Many American consumers and employees alike make good use of electronic devices of all kinds, and many of these devices make use of cables to transmit data. While cell phones and laptops have wireless Internet connection capabilities, this is the exception. Desktop PCs, game consoles, digital projectors, HDTVs, and more are using cables such as cat6 ethernet cables, 100 ft HDMI cables, cat5 e cables, bulk USB cables, and more. Wired technology such as cat6 ethernet cables are not obsolete; in fact, they are better than wireless tech in some cases. What is there to know about cat6 ethernet cables or fiber optic cables for the office today? And what about cables and wires to create a home entertainment system?
Cables For the Office
Modern businesses big and small alike make good use of computers, and these PCs will need some cables to function (and not just their power cords). In a large office, there may be dozens of computers being used at once, but they would all interfere with one another if they all used wireless Internet connections. That would also put a big strain on WiFi providers. Instead, an office will hire IT professionals to install cat6 ethernet cables, or at least cat5 cables, and plug desktop PCs into routers with those cables. Such cables will be threaded discreetly throughout the office, such as along the walls or even through holes drilled in the floor, so they do not pose a tripping hazard. A cat6 ethernet cable will have four pairs of copper wires that can easily and quickly transmit data, and this is essential for an office worker with a heavy work load. These cables allow for secure and reliable Internet connections at all times.
Don’t forget the data center. For those not familiar with the concept, a data center is a collection of hundreds or even thousands of computers, all linked in one room with countless cables.
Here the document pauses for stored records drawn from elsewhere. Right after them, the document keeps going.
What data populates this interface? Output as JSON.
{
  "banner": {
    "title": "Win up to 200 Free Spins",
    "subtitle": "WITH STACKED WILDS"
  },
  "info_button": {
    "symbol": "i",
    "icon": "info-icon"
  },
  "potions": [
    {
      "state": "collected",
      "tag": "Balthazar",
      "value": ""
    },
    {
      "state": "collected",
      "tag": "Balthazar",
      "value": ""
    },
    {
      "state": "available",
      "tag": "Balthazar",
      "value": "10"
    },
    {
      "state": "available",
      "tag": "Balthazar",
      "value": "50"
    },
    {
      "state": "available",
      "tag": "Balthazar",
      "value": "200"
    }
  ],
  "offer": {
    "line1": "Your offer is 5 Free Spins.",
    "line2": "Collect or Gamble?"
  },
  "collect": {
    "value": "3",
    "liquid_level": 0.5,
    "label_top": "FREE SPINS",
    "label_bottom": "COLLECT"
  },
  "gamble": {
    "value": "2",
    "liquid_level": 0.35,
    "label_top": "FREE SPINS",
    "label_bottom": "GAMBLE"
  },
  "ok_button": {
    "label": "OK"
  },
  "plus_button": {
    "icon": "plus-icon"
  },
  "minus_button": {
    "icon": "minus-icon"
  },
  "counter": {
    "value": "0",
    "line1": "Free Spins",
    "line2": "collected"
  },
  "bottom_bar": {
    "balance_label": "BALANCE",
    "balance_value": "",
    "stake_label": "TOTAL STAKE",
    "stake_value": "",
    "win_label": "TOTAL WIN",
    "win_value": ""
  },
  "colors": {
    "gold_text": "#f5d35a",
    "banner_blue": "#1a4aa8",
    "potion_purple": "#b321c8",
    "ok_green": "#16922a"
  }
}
These are not work PCs, though; they don’t even have keyboards, monitors, or mice. Instead, these computers sit on shelves and racks, working together as a single entity that offers enormous storage space and boosted processing power. Cables will connect desktop work PCs to this data center, and this allows each connected computer to share data with one another securely and privately. That, and connected PCs will enjoy a boost to their processing power. The only limit is that remote workers have no way to plug into this server, but hybrid systems allow Cloud data accounts to link to the data server for the benefit of remote workers.
Finally, an office may have some fiber optic cables, which transmit pulses of light (which generate no heat). These cables transmit huge amounts of data at incredible speeds via the Internet, making them ideal for a large office with many computers. When fiber optic cables are installed, workers will install extra, unused fiber optic cables known as “dark cables.” These may act as backups if any of the primary cables become defective, and dark cables may become activated later as the company’s Internet use expands.
Cables in the Home
Meanwhile, many homeowners make good use of different cable types for both work and leisure in their own home. Some employees are remote employees and thus will have a home office. This office will feature a desktop PC or laptop, and perhaps a fax machine, scanner, and printer. Cables will connect all of these different devices, including a cat5 cable or cat6 ethernet cable to connect that PC to the Internet. Through the Web, a remote worker will share files, send emails, and conduct video chat services.
Cables can be fun, too. Many homeowners like to build a home entertainment system, which means linking up different devices with the proper cables. This may include plugging a laptop or game console into a digital projector or HDTV with an HDMI cable, which can be bought separately if need be. Ethernet cables can connect a game console to the Internet for online gaming and video streaming, and cables can also connect a sound system to all this. Even home golf simulators may use cables to connect a digital projector to the laptop running the simulator program.